Un responsable républicain de la très convoitée Pennsylvanie (aux 20 grands électeurs) a d'ailleurs confirmé auprès de The Atlantic avoir approché, avant l'élection, des élus de son parti à cette fin. “Je leur en ai parlé et j’espère qu’ils y réfléchissent aussi", a-t-il reconnu. 

Les grands électeurs peuvent-il être déloyaux ?

Ce qui s'apparenterait comme un coup de théâtre, voire même un coup de force institutionnel, est-il au moins possible légalement ? "Cela n'arrivera pas", assure un élu républicain du Michigan auprès d'ABC News, qui rappelle que "la loi de l'État ne permet pas (...) d'attribuer les (grands) électeurs à quiconque autre que le gagnant du vote populaire". En l'occurence ici Joe Biden. Mais est-ce seulement vrai partout ? 

L'Article II de la Constitution, qui établit le nombre de grands électeurs de chaque Etat, leur laisse pourtant le champ libre en matière de vote, indique Politico. Ainsi dans une quinzaine d'entre eux, dont la Pennsylvanie, un grand électeur pourrait voter à l'encontre du vote populaire, même si cela est traditionnellement rarissime. Pour éviter un telle situation, dite de "faithless elector", soit de "grand électeur déloyal", 33 Etats (plus le District de Columbia) ont légiféré, appliquant des amendes ou carrément l'annulation de le vote.

De rares "trahisons"

Ainsi, selon le Monde, "les grands électeurs étant désignés par les partis ou les candidats, les 'trahisons' sont rares". Une telle félonie reste néanmoins notable : celle de la démocrate Barbara Lett-Simmons lors de l’élection de 2000. Plutôt que de donner son vote à Al Gore, celle-ci s'était abstenue de voter. 

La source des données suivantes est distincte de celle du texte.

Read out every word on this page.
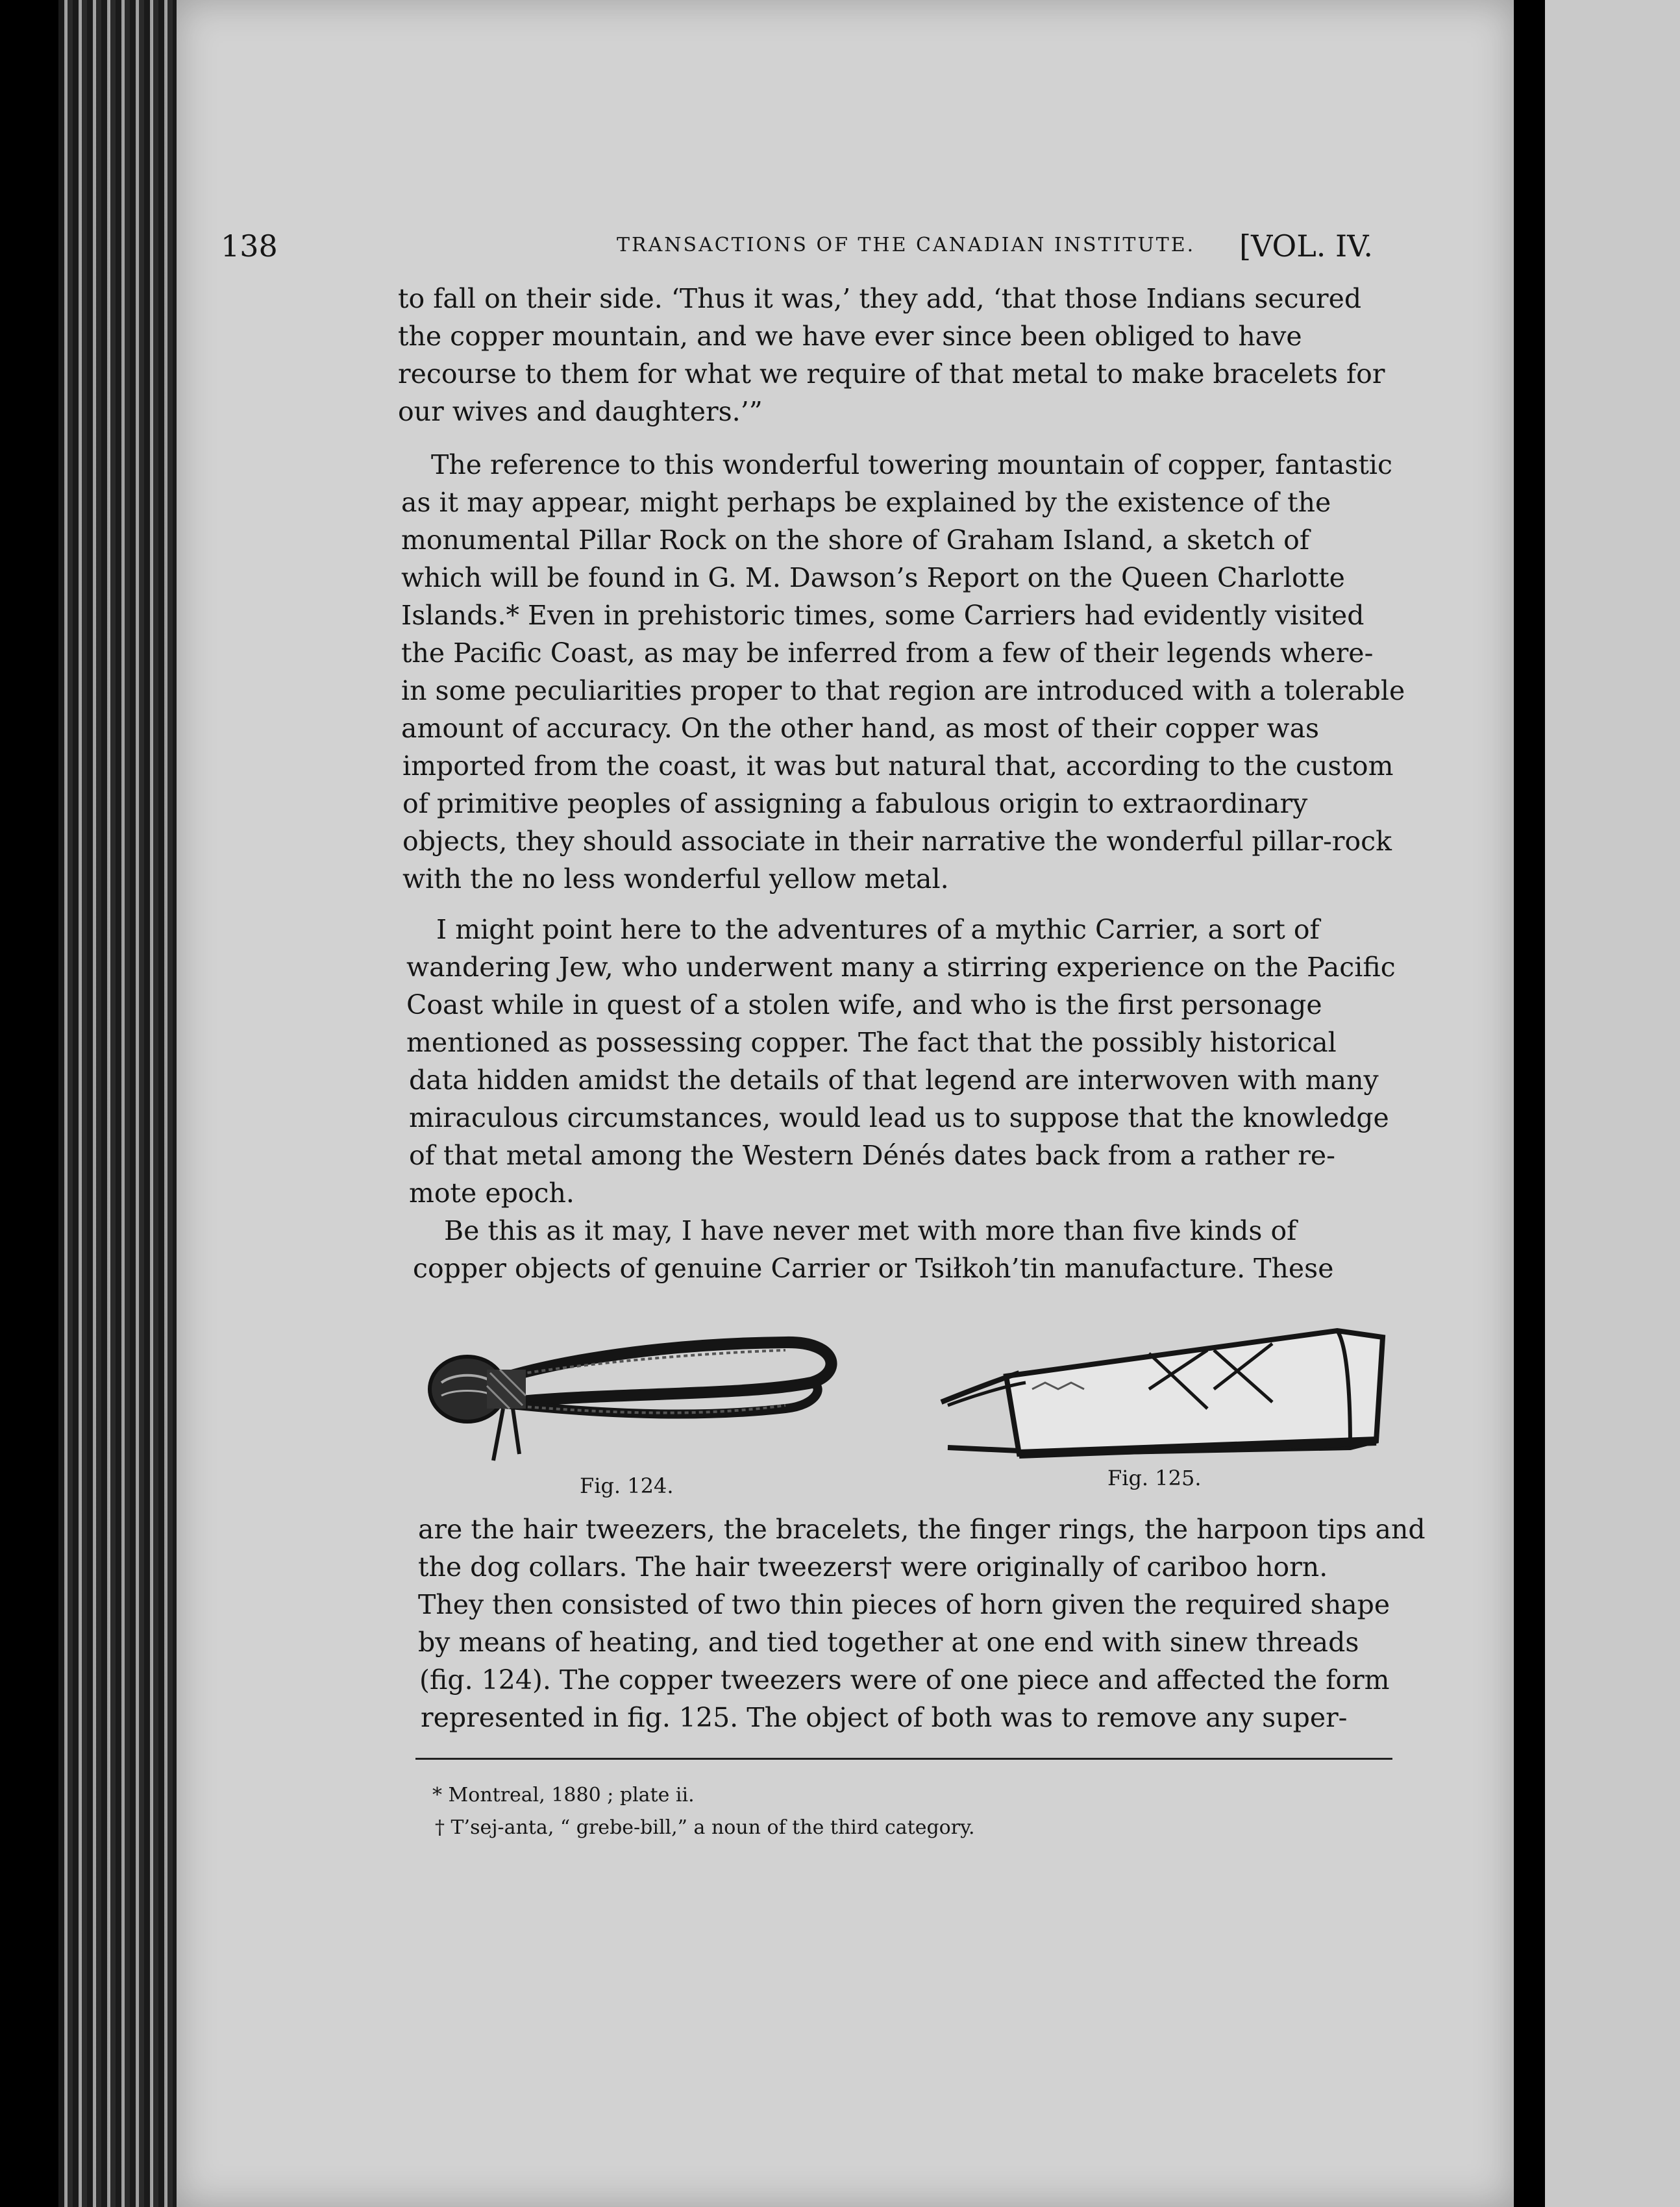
138	TRANSACTIONS OF THE CANADIAN INSTITUTE. [VOL. IV.
to fall on their side. ‘Thus it was,’ they add, ‘that those Indians secured
the copper mountain, and we have ever since been obliged to have
recourse to them for what we require of that metal to make bracelets for
our wives and daughters.’”
The reference to this wonderful towering mountain of copper, fantastic
as it may appear, might perhaps be explained by the existence of the
monumental Pillar Rock on the shore of Graham Island, a sketch of
which will be found in G. M. Dawson’s Report on the Queen Charlotte
Islands.* Even in prehistoric times, some Carriers had evidently visited
the Pacific Coast, as may be inferred from a few of their legends where-
in some peculiarities proper to that region are introduced with a tolerable
amount of accuracy. On the other hand, as most of their copper was
imported from the coast, it was but natural that, according to the custom
of primitive peoples of assigning a fabulous origin to extraordinary
objects, they should associate in their narrative the wonderful pillar-rock
with the no less wonderful yellow metal.
I might point here to the adventures of a mythic Carrier, a sort of
wandering Jew, who underwent many a stirring experience on the Pacific
Coast while in quest of a stolen wife, and who is the first personage
mentioned as possessing copper. The fact that the possibly historical
data hidden amidst the details of that legend are interwoven with many
miraculous circumstances, would lead us to suppose that the knowledge
of that metal among the Western Dénés dates back from a rather re-
mote epoch.
Be this as it may, I have never met with more than five kinds of
copper objects of genuine Carrier or Tsiłkoh’tin manufacture. These
Fig. 124.	Fig. 125.
are the hair tweezers, the bracelets, the finger rings, the harpoon tips and
the dog collars. The hair tweezers† were originally of cariboo horn.
They then consisted of two thin pieces of horn given the required shape
by means of heating, and tied together at one end with sinew threads
(fig. 124). The copper tweezers were of one piece and affected the form
represented in fig. 125. The object of both was to remove any super-
* Montreal, 1880 ; plate ii.
† T’sej-anta, “ grebe-bill,” a noun of the third category.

Et puis, il reste l'arithmétique. Pour être désigné officiellement président par le collège électoral (et défier en passant le processus démocratique américain), Donald Trump nécessite une quarantaine de grands électeurs, soit tous les votants de Pennsylvanie (20) et d'Arizona (11), et "quelques autres d'ailleurs", a calculé le Post. Un tel renversement serait donc une première dans l'Histoire américaine. En 2016, seuls sept électeurs avaient changé leur vote.